FIG. 1 is a diagram of the main parts of a receiving antenna device using a polarization converter which is an embodiment of the present invention, and FIG. 2 is a diagram showing the direction of the electric field of radio waves in each part of the polarization converter. FIG. 3 is a cross-sectional view of a polarization converter which is another embodiment of the present invention, and FIG.

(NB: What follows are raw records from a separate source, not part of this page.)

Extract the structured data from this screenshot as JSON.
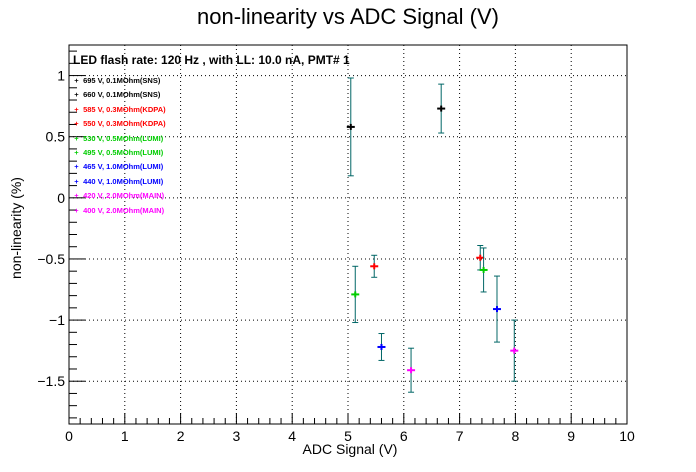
{
  "chart_data": {
    "type": "scatter",
    "title": "non-linearity vs ADC Signal (V)",
    "xlabel": "ADC Signal (V)",
    "ylabel": "non-linearity (%)",
    "xlim": [
      0,
      10
    ],
    "ylim": [
      -1.85,
      1.25
    ],
    "x_ticks": [
      "0",
      "1",
      "2",
      "3",
      "4",
      "5",
      "6",
      "7",
      "8",
      "9",
      "10"
    ],
    "y_ticks": [
      "−1.5",
      "−1",
      "−0.5",
      "0",
      "0.5",
      "1"
    ],
    "y_tick_values": [
      -1.5,
      -1,
      -0.5,
      0,
      0.5,
      1
    ],
    "grid": true,
    "info_text": "LED flash rate: 120 Hz , with LL: 10.0 nA, PMT# 1",
    "series": [
      {
        "name": "695 V, 0.1MOhm(SNS)",
        "color": "#000000",
        "x": [
          6.67
        ],
        "y": [
          0.73
        ],
        "err": [
          0.2
        ]
      },
      {
        "name": "660 V, 0.1MOhm(SNS)",
        "color": "#000000",
        "x": [
          5.05
        ],
        "y": [
          0.58
        ],
        "err": [
          0.4
        ]
      },
      {
        "name": "585 V, 0.3MOhm(KDPA)",
        "color": "#ff0000",
        "x": [
          7.37
        ],
        "y": [
          -0.49
        ],
        "err": [
          0.1
        ]
      },
      {
        "name": "550 V, 0.3MOhm(KDPA)",
        "color": "#ff0000",
        "x": [
          5.47
        ],
        "y": [
          -0.56
        ],
        "err": [
          0.09
        ]
      },
      {
        "name": "530 V, 0.5MOhm(LUMI)",
        "color": "#00cc00",
        "x": [
          7.43
        ],
        "y": [
          -0.59
        ],
        "err": [
          0.18
        ]
      },
      {
        "name": "495 V, 0.5MOhm(LUMI)",
        "color": "#00cc00",
        "x": [
          5.13
        ],
        "y": [
          -0.79
        ],
        "err": [
          0.23
        ]
      },
      {
        "name": "465 V, 1.0MOhm(LUMI)",
        "color": "#0000ff",
        "x": [
          7.67
        ],
        "y": [
          -0.91
        ],
        "err": [
          0.27
        ]
      },
      {
        "name": "440 V, 1.0MOhm(LUMI)",
        "color": "#0000ff",
        "x": [
          5.6
        ],
        "y": [
          -1.22
        ],
        "err": [
          0.11
        ]
      },
      {
        "name": "420 V, 2.0MOhm(MAIN)",
        "color": "#ff00ff",
        "x": [
          7.98
        ],
        "y": [
          -1.25
        ],
        "err": [
          0.25
        ]
      },
      {
        "name": "400 V, 2.0MOhm(MAIN)",
        "color": "#ff00ff",
        "x": [
          6.13
        ],
        "y": [
          -1.41
        ],
        "err": [
          0.18
        ]
      }
    ],
    "errorbar_color": "#006666"
  }
}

A configuration diagram of a conventional receiving antenna device, FIG. 5 is a partial sectional view of a converter, FIG. 6 is a diagram of the main parts of a conventional antenna device for receiving both horizontal and vertical linearly polarized waves, and FIG. 7 is a circular diagram. 1 is a diagram of main parts of a conventional antenna device for receiving polarized waves. (2) -Horn, (3) -Converter. (8) - dielectric plate, (9) - polarization converter. (10) - one ferrite rod, (11) - coil 0 (20) - circular waveguide. Applicant Sharp Corporation Agent

Claims (1)

[Claims] (1) A polarization converter installed between the horn and converter of an antenna device that receives radio waves sent from broadcasting and communication satellites uses a circular waveguide to convert circularly polarized waves into linearly polarized waves. a dielectric plate installed on the horn side inside the waveguide to change the direction of the electric field of the linearly polarized wave; a ferrite rod installed on the converter side inside the waveguide to change the direction of the electric field of the linearly polarized wave; A polarization converter comprising: a coil for applying a magnetic field to a bar; and a polarization converter.